Col titolo Sopra i cambiamenti climatici, promossa nel 2017 dal Consorzio universitario Cineas del Politecnico di Milano, con i tipi di Gianluca Binello e i disegni di Achille Guzzardella e Emilio Giannelli, si ha la riproposta di due brani di Giacomo Leopardi, affidata alla puntualissima cura e con una illuminante postfazione di Carlo Ortolani. Il primo scritto è tratto dallo Zibaldone e data al 1827. Il secondo è il trentanovesimo di quella raccolta di Pensieri, pure attinta dallo Zibaldone, che Leopardi, in una lettera del 1837 all’amico Luigi De Sinner, descriveva come «un volume inedito di Pensieri sui caratteri degli uomini e sulla loro condotta nella Società», e che aveva in animo di pubblicare. In quello stesso anno 1837 Leopardi muore e l’opera uscirà postuma, nel 1845, curata da Antonio Ranieri per l’editore Le Monnier.

Ebbene la prima nota di Sopra i cambiamenti climatici prende spunto da una riflessione, datata all’anno 1683, che si trova nelle Lettere familiari dello scienziato e letterato Lorenzo Magalotti (1637-1712), stampate a Venezia nel 1719, là dove si legge. «Egli è pur certo che l’ordine antico delle stagioni par che vada pervertendosi. Qui in Italia è voce e querela comune, che i mezzi tempi non vi son più; e in questo smarrimento di confini, non vi è dubbio che il freddo acquista terreno». Ormai si vestono gli abiti invernali a lungo, e Magalotti reca a testimone il suo vecchio padre che con certezza affermava che «in sua gioventù, a Roma, la mattina di pasqua di resurrezione, ognuno si rivestiva da state». Ne sorge una questione: è il clima che con gli anni va raffreddandosi, o è, con il crescere degli anni, che la memoria del proprio corpo una volta vigoroso, sopraggiunta la vecchiaia, induce il vecchio padre di Magalotti a ritenere più intensa ed estesa la stagione fredda rispetto ai tempi andati?

Leopardi osserva che anche i vecchi intorno a lui (e son passati, calcola, dalla lettera di Magalotti «cento e quarantaquattr’anni») denunciano l’aumento del freddo, ma considera: «Il vecchio, laudator temporis acti se puero (lodatore del tempo passato, quando era ancora un fanciullo), non contento delle cose umane, vuol che anche le naturali fossero migliori nella sua fanciullezza e gioventù, che dipoi. La ragione è chiara, cioè che tali gli parevano allora; che il freddo lo noiava e gli si faceva sentire infinitamente meno ec. ec.».

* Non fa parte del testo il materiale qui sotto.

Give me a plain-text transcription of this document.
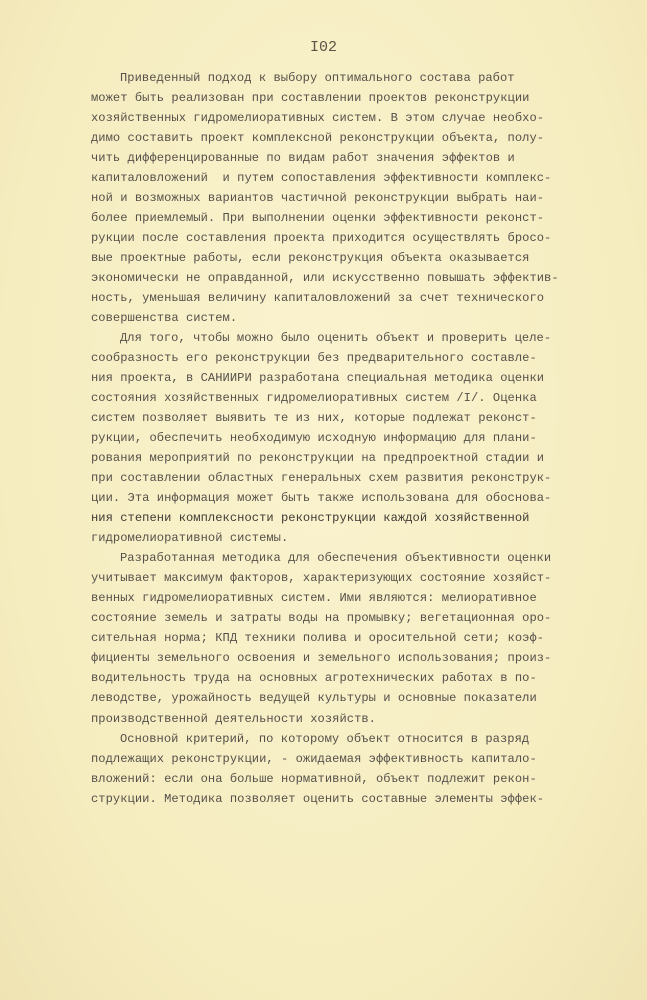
I02
Приведенный подход к выбору оптимального состава работ
может быть реализован при составлении проектов реконструкции
хозяйственных гидромелиоративных систем. В этом случае необхо-
димо составить проект комплексной реконструкции объекта, полу-
чить дифференцированные по видам работ значения эффектов и
капиталовложений  и путем сопоставления эффективности комплекс-
ной и возможных вариантов частичной реконструкции выбрать наи-
более приемлемый. При выполнении оценки эффективности реконст-
рукции после составления проекта приходится осуществлять бросо-
вые проектные работы, если реконструкция объекта оказывается
экономически не оправданной, или искусственно повышать эффектив-
ность, уменьшая величину капиталовложений за счет технического
совершенства систем.
Для того, чтобы можно было оценить объект и проверить целе-
сообразность его реконструкции без предварительного составле-
ния проекта, в САНИИРИ разработана специальная методика оценки
состояния хозяйственных гидромелиоративных систем /I/. Оценка
систем позволяет выявить те из них, которые подлежат реконст-
рукции, обеспечить необходимую исходную информацию для плани-
рования мероприятий по реконструкции на предпроектной стадии и
при составлении областных генеральных схем развития реконструк-
ции. Эта информация может быть также использована для обоснова-
ния степени комплексности реконструкции каждой хозяйственной
гидромелиоративной системы.
Разработанная методика для обеспечения объективности оценки
учитывает максимум факторов, характеризующих состояние хозяйст-
венных гидромелиоративных систем. Ими являются: мелиоративное
состояние земель и затраты воды на промывку; вегетационная оро-
сительная норма; КПД техники полива и оросительной сети; коэф-
фициенты земельного освоения и земельного использования; произ-
водительность труда на основных агротехнических работах в по-
леводстве, урожайность ведущей культуры и основные показатели
производственной деятельности хозяйств.
Основной критерий, по которому объект относится в разряд
подлежащих реконструкции, - ожидаемая эффективность капитало-
вложений: если она больше нормативной, объект подлежит рекон-
струкции. Методика позволяет оценить составные элементы эффек-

Chiarito questo lato delle «cose umane», Leopardi viene alle «naturali» e tocca l’argomento delle mutazioni climatiche al di là dei «caratteri degli uomini» mettendo innanzi una constatazione che oggi, a noi (passati altri cento e novantasei anni), non sorprende affatto allorché scrive: «Quello che tutti noi sappiamo, e che io mi ricordo bene è, che nella mia fanciullezza il mezzogiorno d’Italia non aveva anno senza grosse nevi, e che ora non ha quasi anno con nevi che durino più di poche ore. Così dei ghiacci, e insomma del rigore dell’invernata». Dunque, non il freddo, ma il caldo va crescendo nel nostro mondo col passar degli anni.

La seconda nota torna sui medesimi argomenti e li precisa. In apertura Leopardi affida a una pagina de Il libro del Cortegiano di Baldassar Castiglione (1478-1529) la disamina dello stato d’animo dei vecchi riguardo al tempo presente e quanto paia loro mutato dal tempo passato, dove, tra l’altro, si ribadisce che «biasimano il tempo presente come malo; non discernendo che quella mutazione da sé e non dal tempo procede». E poi torna, Leopardi, non sul tema del maggior freddo («un fatto che non ha luogo») ma su quello dell’aumento del caldo. «È cosa, scrive, notata da qualcuno per diversi passi d’autori antichi, che l’Italia ai tempi romani dovette essere più fredda che non è ora.

Cosa credibilissima anche perché da altra parte è manifesto per isperienza, e per ragioni naturali, che la civiltà degli uomini venendo innanzi, rende l’aria, ne’ paesi abitati da essi, di giorno in giorno più mite: il quale effetto è stato ed è palese singolarmente in America, dove, per così dire, a memoria nostra, una civiltà matura è succeduta parte a uno stato barbaro, e parte a mera solitudine».